Le clic ultime
Par Frédérique David
Pendant que, à 7 000 km de chez nous, des citoyens désespérés chérissent l’ultime espoir de survivre à un nouveau bombardement, d’autres, ici, concentrent leurs efforts à publier la déclaration qui provoquera le clic ultime qui les portera vers la gloire virtuelle, le succès médiatique, le soulèvement de la Toile, le buzz du moment.
Difficile de ne pas ressentir un malaise, de ne pas voir une grossière indécence face à des préoccupations aussi futiles dans un contexte aussi dramatique. Difficile de comprendre certaines préoccupations nombrilistes à un moment où tout devrait nous pousser à penser au vivre-ensemble, à la solidarité, au « nous » qu’il faudrait reconstruire pour que l’avenir de nos enfants ne soit pas réduit à une ruine.
La vie continue, me direz-vous, et les préoccupations futiles nous permettent peutêtre d’avancer sur ce terrain miné en nous donnant l’espoir d’y trouver un chemin plus paisible. La guerre des clics nous permet peut-être d’échapper quelques instants à la barbarie d’autres combats et de maintenir notre santé mentale. Sauf que ces clics qui gèrent notre vie par l’intermédiaire des réseaux sociaux mènent à des dérapages désolants. À trop vouloir en récolter, certains se mettent à écrire des propos indécents, à faire des déclarations indignes et scandaleuses, comme cette Mère ordinaire dont la publication sur l’enseignante d’un de ses enfants partie en congé de maternité est vite devenue virale.
Il y a un risque à s’indigner sans réfléchir, à vouloir provoquer pour récolter des clics, des vues et des partages, à écrire trop vite des propos qui se répandront sur la Toile à une vitesse vertigineuse, sans retour en arrière possible, et feront basculer en quelques heures la gloire de son autrice dans un abîme de honte. Bianca Longpré n’est pas la première à mesurer l’impact de quelques mots sur son avenir médiatique. Cette arrogance et cette indignation qu’elle cultive depuis des années pour faire croître sa popularité l’ont conduite brusquement et rapidement dans un mur. Et bien que ses propos soient indignes d’une femme de 2022 mère de quatre enfants, la haine et les violentes attaques qu’elle subit sont tout aussi honteuses et condamnables.
Je ne m’étendrai pas sur la fragilité des droits des femmes révélée par cette déclaration déplorable ni sur les luttes qu’il reste à mener, puisque cela nécessiterait une chronique complète, voire plusieurs.
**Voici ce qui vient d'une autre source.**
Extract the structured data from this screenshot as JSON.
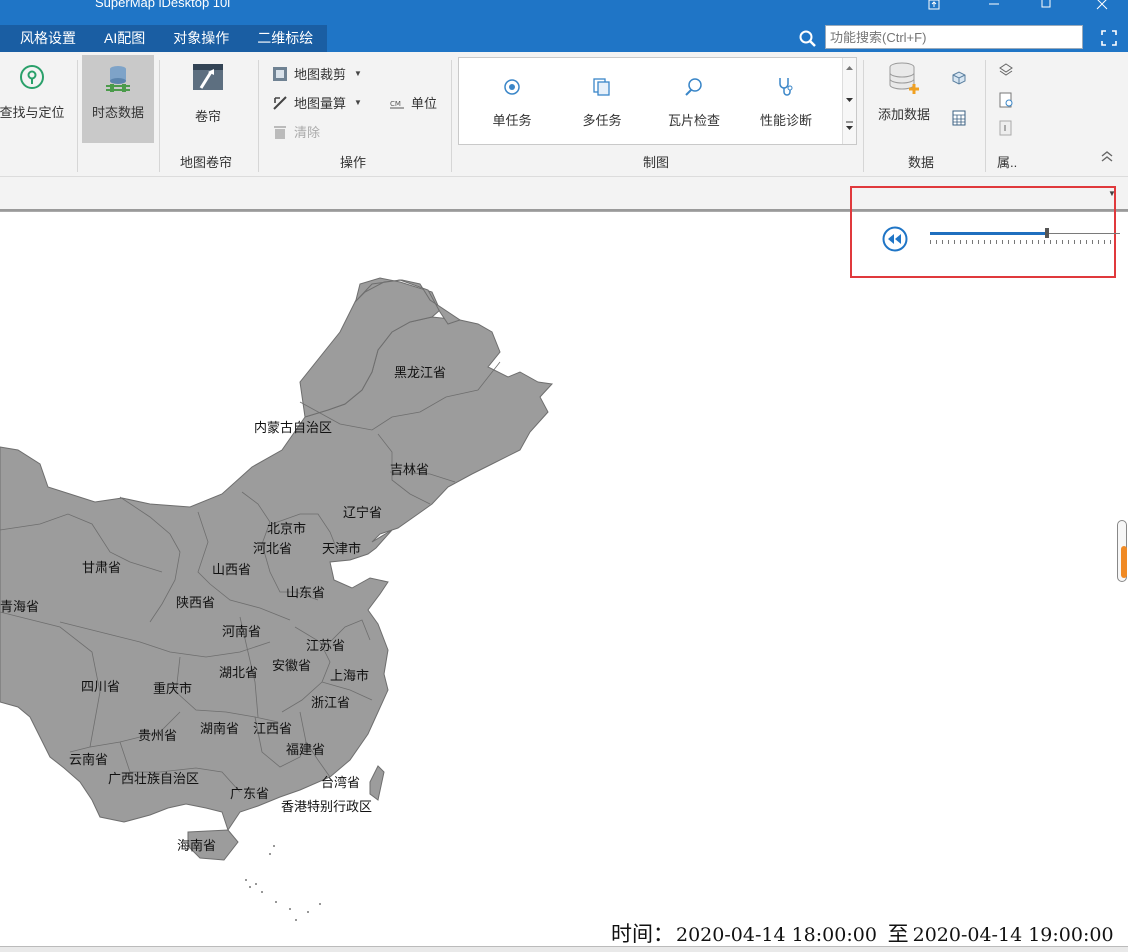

Je ne m’étendrai pas non plus sur les failles de notre système d’éducation que cela révèle, notamment cette pénurie qui perdure dans une profession trop peu valorisée, trop peu soutenue, trop peu écoutée, car cela prendrait de nombreuses chroniques.
Cette nouvelle polémique soulève un triste constat : le manque de vrais débats, d’arguments, de réflexions profondes qui feront avancer notre société. La course aux clics n’a fait que cultiver du vide, de l’ignorance, de l’arrogance, un manque de respect et une haine devenue malheureusement ordinaire.
Mesure-t-on réellement les dangers de toutes ces polémiques, les conséquences de cette soif de clics pour plus de profits, plus de popularité? Réaliste-t-on vraiment combien la polarisation des opinions exacerbée par les réseaux sociaux nous mène vers une violence extrémiste?
Face à ce vide qui se répand comme du venin, face aux idioties qui se propagent comme de la mauvaise herbe, face à cette violence verbale devenue banale, encourageons les arguments, les réflexions appuyées et les idées qui mèneront vers un monde meilleur.
Encourageons ce qui mettra fin à cette haine ordinaire, à ces guerres sans nom et à notre terrible pouvoir d’autodestruction. Partageons, transmettons, ouvrons nos coeurs, mobilisons-nous et faisons pousser des fleurs sur le bitume gris de nos existences. Inspirons-nous des enfants qui se tiennent la main pour regarder les oiseaux voler dans le ciel encore bleu. Soyons dignes de ce que nous sommes et devenons fiers de notre court passage sur Terre. Car dans le monde, rien n’arrive sans nous.